Vous avez dit «islamophobie»? un débat nécessaire

Dans notre dernier numéro nous avons publié une lettre de Rina Nissim et de Jacqueline Heinen, qui réagissait à la publication d’un article de Zahra Ali sur les « Féminismes islamiques » (cahier émancipationS, nº 220).

Le chapeau introduisant ce courrier signalait les réserves de notre rédaction quant à son contenu. Ce faisant, nous avons imputé à ses auteures le «rejet de l’existence même de l’islamophobie comme forme importante de racisme…».
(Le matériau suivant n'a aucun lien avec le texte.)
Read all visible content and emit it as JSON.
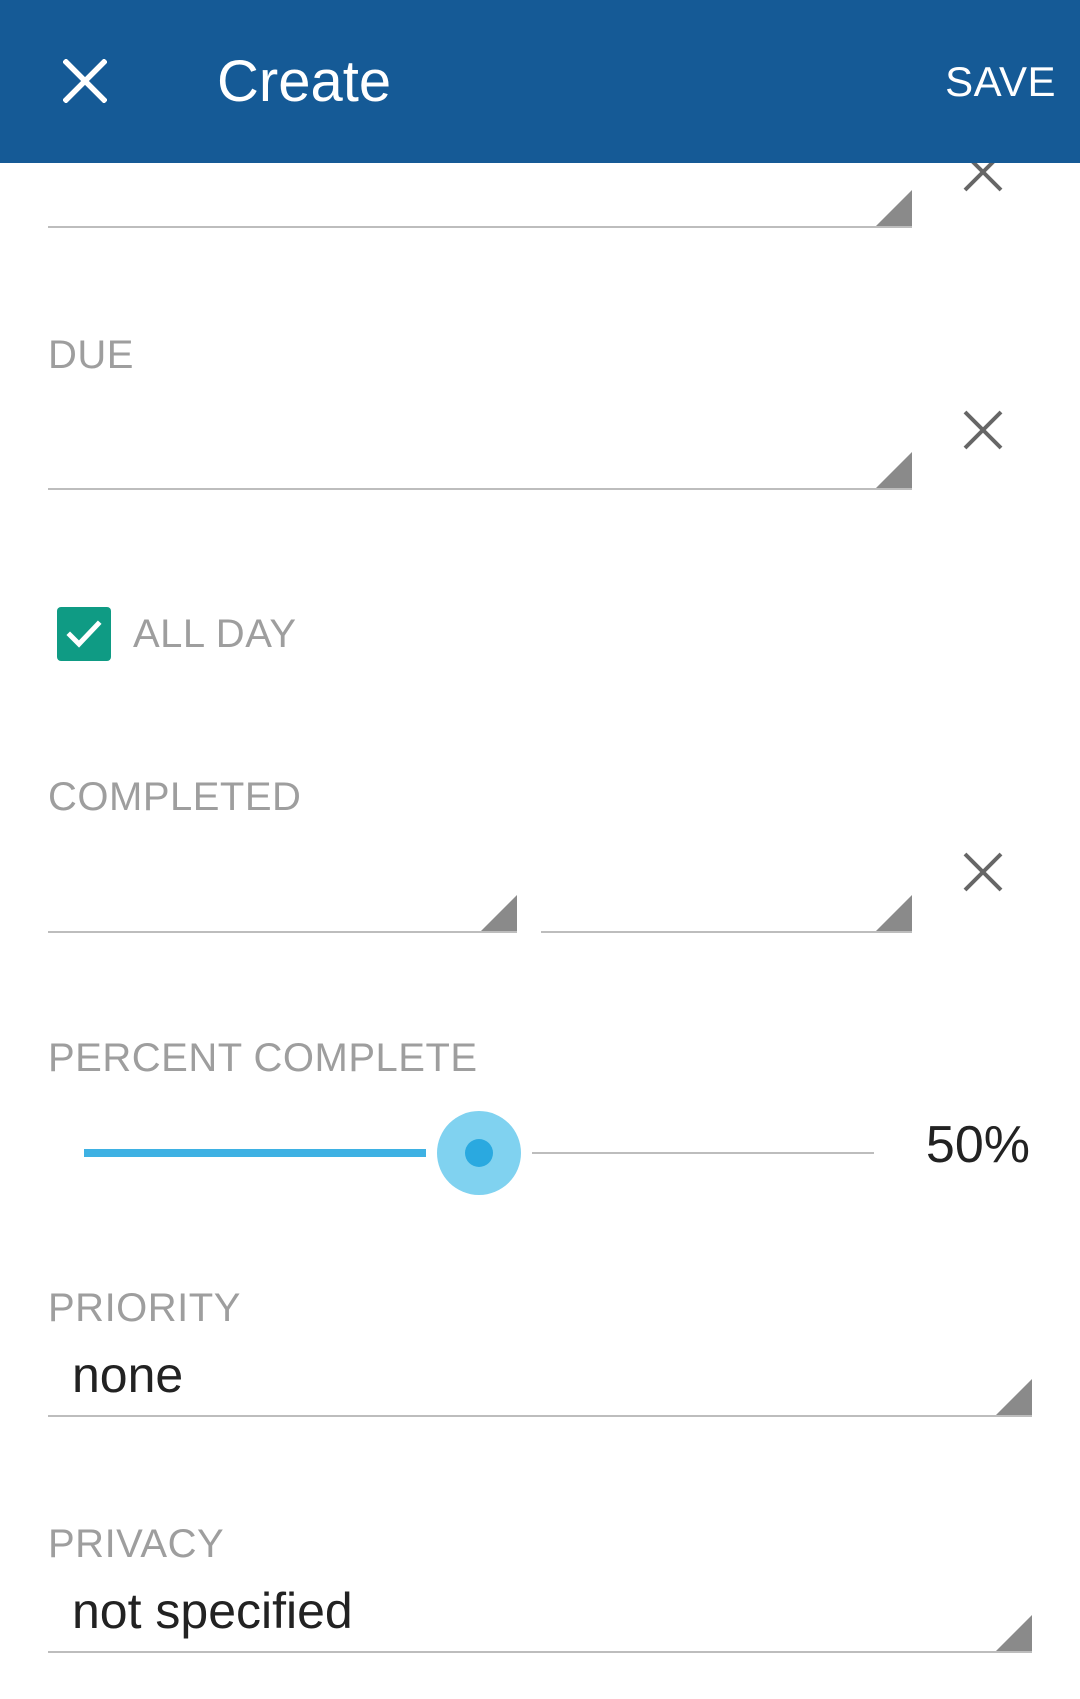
{
  "app_bar": {
    "title": "Create",
    "save_label": "SAVE",
    "close_icon": "close-icon",
    "background_color": "#155a96"
  },
  "start": {
    "clear_icon": "clear-icon"
  },
  "due": {
    "label": "DUE",
    "clear_icon": "clear-icon"
  },
  "all_day": {
    "label": "ALL DAY",
    "checked": true,
    "check_color": "#0f9b84"
  },
  "completed": {
    "label": "COMPLETED",
    "clear_icon": "clear-icon"
  },
  "percent_complete": {
    "label": "PERCENT COMPLETE",
    "value": 50,
    "value_text": "50%",
    "accent_color": "#3eb1e3"
  },
  "priority": {
    "label": "PRIORITY",
    "selected": "none"
  },
  "privacy": {
    "label": "PRIVACY",
    "selected": "not specified"
  }
}
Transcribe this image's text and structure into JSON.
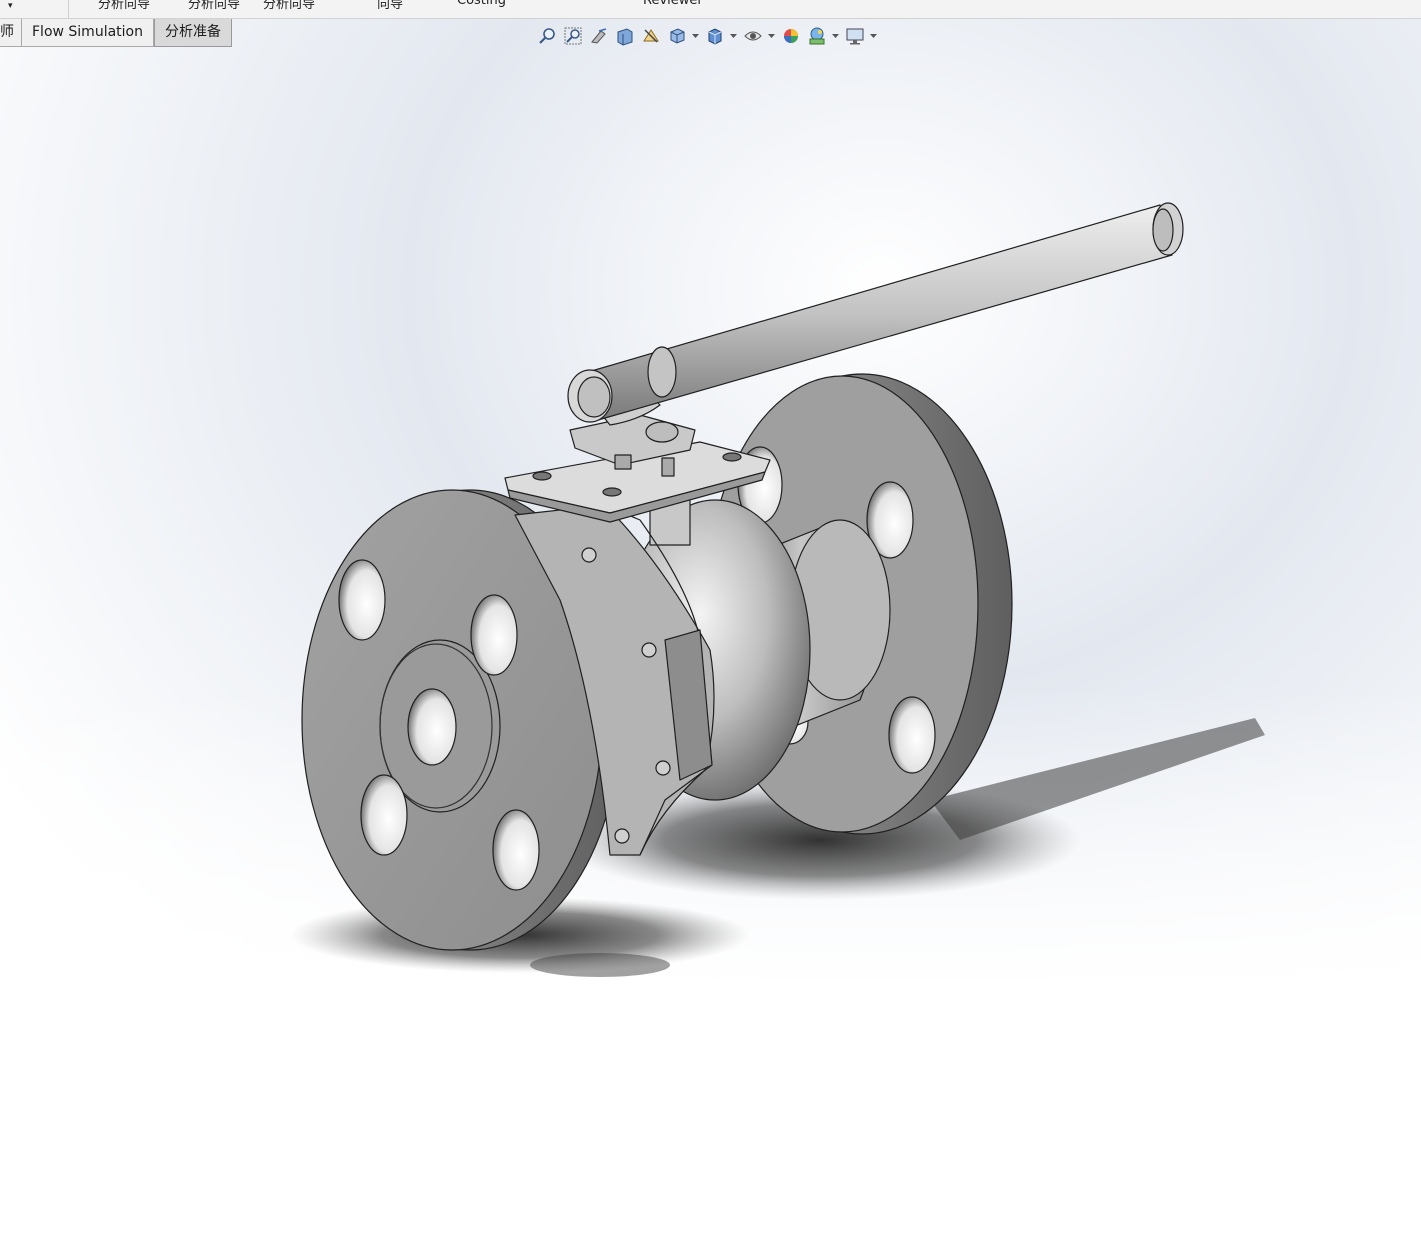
{
  "ribbon": {
    "items": [
      {
        "label": "分析向导"
      },
      {
        "label": "分析向导"
      },
      {
        "label": "分析向导"
      },
      {
        "label": "向导"
      },
      {
        "label": "Costing"
      },
      {
        "label": "Reviewer"
      }
    ]
  },
  "tabs": [
    {
      "label": "师",
      "active": false
    },
    {
      "label": "Flow Simulation",
      "active": false
    },
    {
      "label": "分析准备",
      "active": true
    }
  ],
  "headsup_toolbar": [
    {
      "icon": "zoom-to-fit-icon"
    },
    {
      "icon": "zoom-to-area-icon"
    },
    {
      "icon": "previous-view-icon"
    },
    {
      "icon": "section-view-icon"
    },
    {
      "icon": "dynamic-annotation-icon"
    },
    {
      "icon": "view-orientation-icon",
      "dropdown": true
    },
    {
      "icon": "display-style-icon",
      "dropdown": true
    },
    {
      "icon": "hide-show-items-icon",
      "dropdown": true
    },
    {
      "icon": "edit-appearance-icon"
    },
    {
      "icon": "apply-scene-icon",
      "dropdown": true
    },
    {
      "icon": "view-settings-icon",
      "dropdown": true
    }
  ],
  "colors": {
    "background_top": "#dfe4ec",
    "background_bottom": "#ffffff",
    "part_metal": "#a9a9a9",
    "edge": "#202020"
  }
}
C’était un peu rapide. En effet, la lettre en question évoquait bien «le racisme à l’endroit des musulmans», même si elle se distanciait fortement de l’utilisation du concept d’« islamophobie ». Pour ses auteures, l’«invention»de ce terme «vient des islamistes radicaux» et s’inscrit dans leur effort de construction identitaire. Notre propos méritait donc d’être précisé. En effet, pour nous, la notion d’islamophobie, qui a été utilisée depuis le début du siècle par plusieurs auteurs français, et pour la première fois, en anglais, semble-t-il, par Edward Saïd (qui n’a rien d’un « islamiste radical »), caractérise une forme de racisme très moderne, qui désigne les musulmans comme porteurs d’une culture intrinsèquement barbare. Notre mouvement utilise depuis des années le terme d’islamophobie et estime indispensable la dénonciation spécifique de la réalité du racisme anti­musulmans qu’il recouvre, ainsi que le combat contre celui-ci. Si nos critiques proposent simplement de remplacer le terme d’« islamophobie » par celui de « musulmanophobie », nous n’y voyons aucun inconvénient. Mais cette querelle sémantique dissimule sans doute d’autres désaccords.